Getting a robocall in the United States is an epidemic that many people have to live with, but there are some resources out there to help.

DoNotPay is a collection of consumer advocacy services designed to give the individual a shot at fighting back against predatory practices. Motherboard has a report on a new effort, a new app called Robo Revenge, that’s meant to cancel robocalls, but also taking a step further and automatically suing them, too.

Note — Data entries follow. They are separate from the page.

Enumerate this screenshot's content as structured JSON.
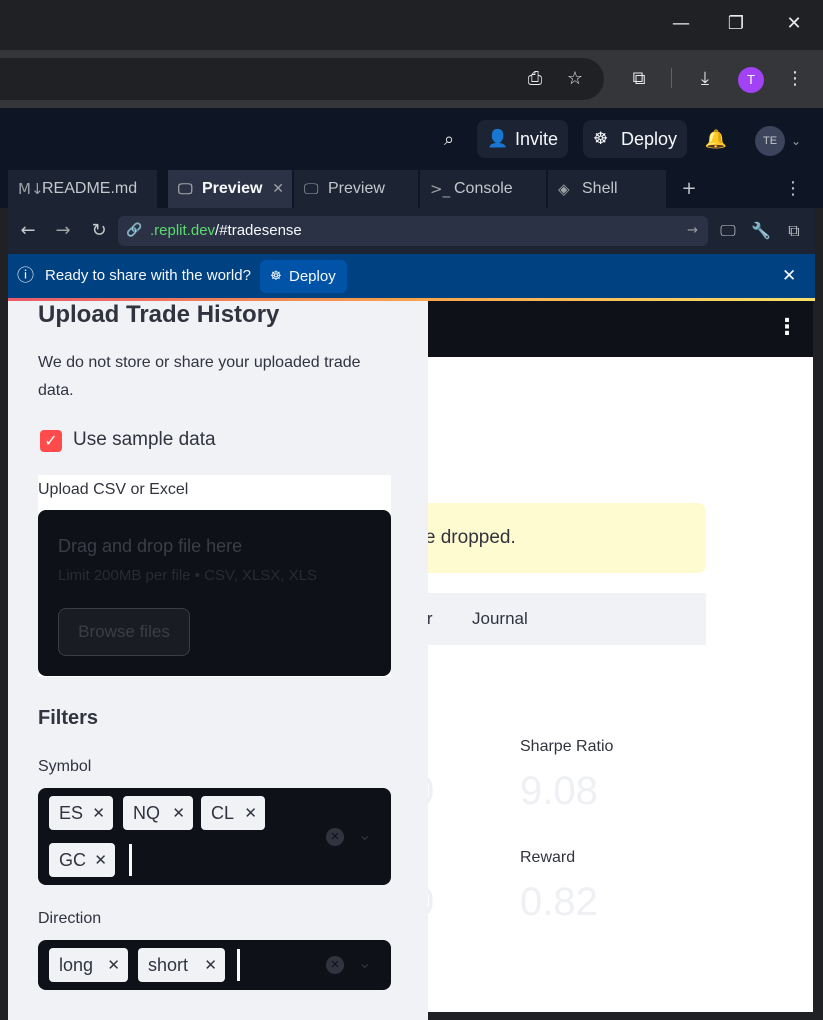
{
  "replit": {
    "invite_label": "Invite",
    "deploy_label": "Deploy",
    "avatar_initials": "TE",
    "tabs": [
      {
        "label": "README.md"
      },
      {
        "label": "Preview"
      },
      {
        "label": "Preview"
      },
      {
        "label": "Console"
      },
      {
        "label": "Shell"
      }
    ],
    "url_host": ".replit.dev",
    "url_path": "/#tradesense"
  },
  "browser": {
    "profile_initial": "T"
  },
  "banner": {
    "text": "Ready to share with the world?",
    "deploy_label": "Deploy"
  },
  "sidebar": {
    "title": "Upload Trade History",
    "note": "We do not store or share your uploaded trade data.",
    "sample_checkbox_label": "Use sample data",
    "sample_checked": true,
    "upload_label": "Upload CSV or Excel",
    "dropzone_title": "Drag and drop file here",
    "dropzone_limit": "Limit 200MB per file • CSV, XLSX, XLS",
    "browse_label": "Browse files",
    "filters_heading": "Filters",
    "symbol_label": "Symbol",
    "symbols": [
      "ES",
      "NQ",
      "CL",
      "GC"
    ],
    "direction_label": "Direction",
    "directions": [
      "long",
      "short"
    ]
  },
  "main": {
    "warning_partial": "ere dropped.",
    "tab_partial": "dar",
    "tab_journal": "Journal",
    "metric1_label": "Sharpe Ratio",
    "metric1_value": "9.08",
    "metric2_label": "Reward",
    "metric2_value": "0.82",
    "metric_left_partial_1": "0",
    "metric_left_partial_2": "0"
  },
  "colors": {
    "accent": "#ff4b4b",
    "banner": "#004182",
    "replit_bg": "#0e1525"
  }
}
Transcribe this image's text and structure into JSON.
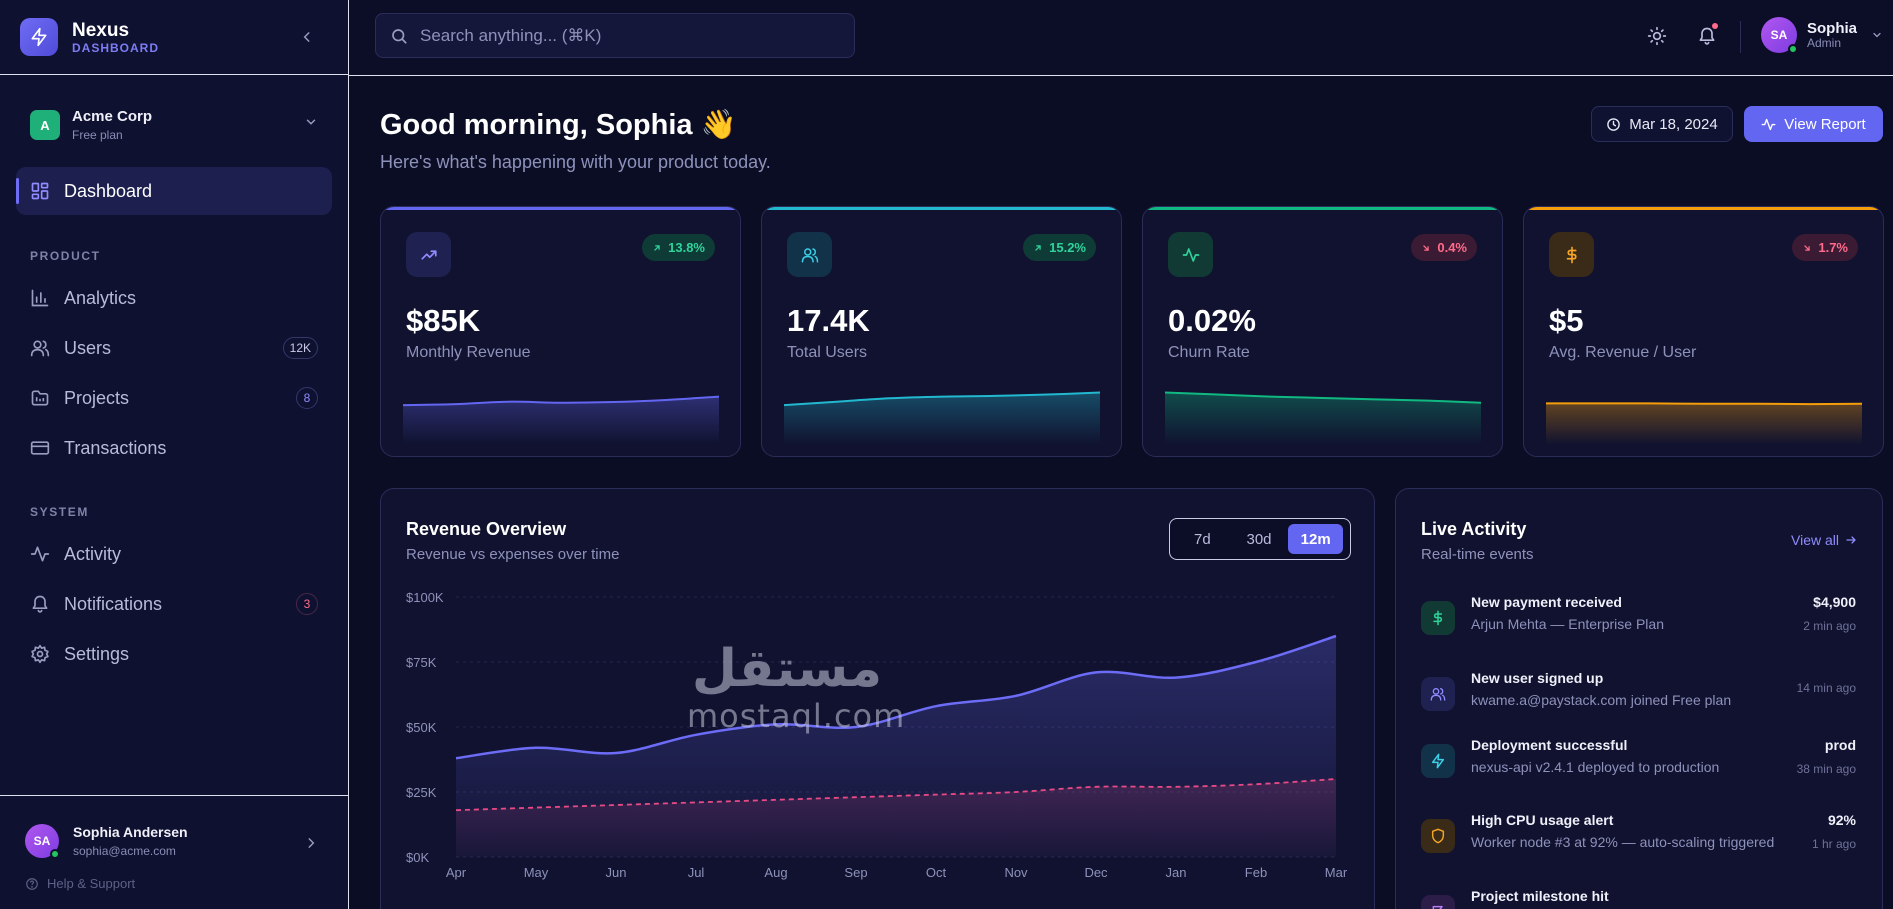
{
  "brand": {
    "name": "Nexus",
    "subtitle": "DASHBOARD"
  },
  "workspace": {
    "initial": "A",
    "name": "Acme Corp",
    "plan": "Free plan"
  },
  "nav": {
    "active": {
      "label": "Dashboard",
      "icon": "grid-icon"
    },
    "sections": [
      {
        "title": "PRODUCT",
        "items": [
          {
            "label": "Analytics",
            "icon": "bar-chart-icon",
            "badge": ""
          },
          {
            "label": "Users",
            "icon": "users-icon",
            "badge": "12K"
          },
          {
            "label": "Projects",
            "icon": "folder-icon",
            "badge": "8"
          },
          {
            "label": "Transactions",
            "icon": "credit-card-icon",
            "badge": ""
          }
        ]
      },
      {
        "title": "SYSTEM",
        "items": [
          {
            "label": "Activity",
            "icon": "activity-icon",
            "badge": ""
          },
          {
            "label": "Notifications",
            "icon": "bell-icon",
            "badge": "3"
          },
          {
            "label": "Settings",
            "icon": "gear-icon",
            "badge": ""
          }
        ]
      }
    ]
  },
  "sidebar_user": {
    "initials": "SA",
    "name": "Sophia Andersen",
    "email": "sophia@acme.com",
    "help": "Help & Support"
  },
  "search": {
    "placeholder": "Search anything... (⌘K)"
  },
  "topbar_user": {
    "initials": "SA",
    "name": "Sophia",
    "role": "Admin"
  },
  "header": {
    "greeting": "Good morning, Sophia 👋",
    "subtitle": "Here's what's happening with your product today.",
    "date": "Mar 18, 2024",
    "report_button": "View Report"
  },
  "kpis": [
    {
      "value": "$85K",
      "label": "Monthly Revenue",
      "change": "13.8%",
      "direction": "up",
      "icon": "trending-up-icon",
      "color": "#6366f1",
      "spark": [
        0.35,
        0.38,
        0.45,
        0.42,
        0.44,
        0.5,
        0.6
      ]
    },
    {
      "value": "17.4K",
      "label": "Total Users",
      "change": "15.2%",
      "direction": "up",
      "icon": "users-icon",
      "color": "#22b8cf",
      "spark": [
        0.35,
        0.45,
        0.55,
        0.6,
        0.62,
        0.66,
        0.72
      ]
    },
    {
      "value": "0.02%",
      "label": "Churn Rate",
      "change": "0.4%",
      "direction": "down",
      "icon": "activity-icon",
      "color": "#10b981",
      "spark": [
        0.72,
        0.66,
        0.6,
        0.56,
        0.52,
        0.48,
        0.42
      ]
    },
    {
      "value": "$5",
      "label": "Avg. Revenue / User",
      "change": "1.7%",
      "direction": "down",
      "icon": "dollar-icon",
      "color": "#f59e0b",
      "spark": [
        0.4,
        0.4,
        0.4,
        0.39,
        0.39,
        0.38,
        0.39
      ]
    }
  ],
  "revenue_overview": {
    "title": "Revenue Overview",
    "subtitle": "Revenue vs expenses over time",
    "ranges": [
      "7d",
      "30d",
      "12m"
    ],
    "active_range": "12m"
  },
  "chart_data": {
    "type": "area",
    "title": "Revenue Overview",
    "categories": [
      "Apr",
      "May",
      "Jun",
      "Jul",
      "Aug",
      "Sep",
      "Oct",
      "Nov",
      "Dec",
      "Jan",
      "Feb",
      "Mar"
    ],
    "ylim": [
      0,
      100000
    ],
    "yticks": [
      "$0K",
      "$25K",
      "$50K",
      "$75K",
      "$100K"
    ],
    "grid": true,
    "series": [
      {
        "values": [
          38000,
          42000,
          40000,
          47000,
          51000,
          50000,
          58000,
          62000,
          71000,
          69000,
          75000,
          85000
        ],
        "color": "#6d6cf7",
        "style": "solid"
      },
      {
        "values": [
          18000,
          19000,
          20000,
          21000,
          22000,
          23000,
          24000,
          25000,
          27000,
          27000,
          28000,
          30000
        ],
        "color": "#e84a86",
        "style": "dashed"
      }
    ]
  },
  "live_activity": {
    "title": "Live Activity",
    "subtitle": "Real-time events",
    "view_all": "View all",
    "events": [
      {
        "title": "New payment received",
        "desc": "Arjun Mehta — Enterprise Plan",
        "value": "$4,900",
        "time": "2 min ago",
        "icon": "dollar-icon",
        "color": "#10b981"
      },
      {
        "title": "New user signed up",
        "desc": "kwame.a@paystack.com joined Free plan",
        "value": "",
        "time": "14 min ago",
        "icon": "users-icon",
        "color": "#6366f1"
      },
      {
        "title": "Deployment successful",
        "desc": "nexus-api v2.4.1 deployed to production",
        "value": "prod",
        "time": "38 min ago",
        "icon": "bolt-icon",
        "color": "#22b8cf"
      },
      {
        "title": "High CPU usage alert",
        "desc": "Worker node #3 at 92% — auto-scaling triggered",
        "value": "92%",
        "time": "1 hr ago",
        "icon": "shield-icon",
        "color": "#f59e0b"
      },
      {
        "title": "Project milestone hit",
        "desc": "",
        "value": "",
        "time": "",
        "icon": "flag-icon",
        "color": "#a855f7"
      }
    ]
  },
  "watermark": {
    "arabic": "مستقل",
    "latin": "mostaql.com"
  }
}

DoNotPay was founded by Joshua Browder, who also serves as the organization’s CEO. Browder has made it a personal goal to stop robocalls from harassing individuals, and his app — and its services — are one of the best options out there to do just that.

Browder says it’s up to the individual to fight back against these range of scams, and consumers have to protect themselves:

All of the big companies like AT&T and Apple have failed to protect consumers,” Browder told Motherboard over the phone. “Consumers have to protect themselves. The only way the problem will end is if the robocallers start losing money every time they call someone.

Robo Revenge combines a pair of previous features launched by DoNotPay: a chatbot lawyer for easy processing, and a one-time-use credit card to get the financial details of the scammer. But in addition to that, Robo Revenge will also automatically add your contact information to the Do Not Call Registry (DNCR). When a scammer calls you anyway, which would be illegal at that point, the app will generated the burner credit card and then use the financial information gathered from that about the scammer to make it possible to sue them.

The app will then walk you through that process, too, letting you sue the scammer for up to $3,000 per call, which is supported by the Telephone Consumer Protection Act (TCPA). The app will automatically handle court filing documents and generate demand letters.

Browder wants to give some of the power back to the consumer:

Lawyers have already been making millions suing these scammers, but the average person, who doesn’t understand the law (and doesn’t even know who is calling them), is stuck,” Browder told Motherboard. “Our automated process, combined with the fake credit card, gives this power back to the average person.

Giving some of that power back to the individual is a necessary step, even as the U.S. government introduces new laws like the Telephone Robocall Abuse Criminal Enforcement and Deterrence Act, or TRACED, which was signed into law before the end of 2019.

Are you burdened by robocalls? How do you fight back against them?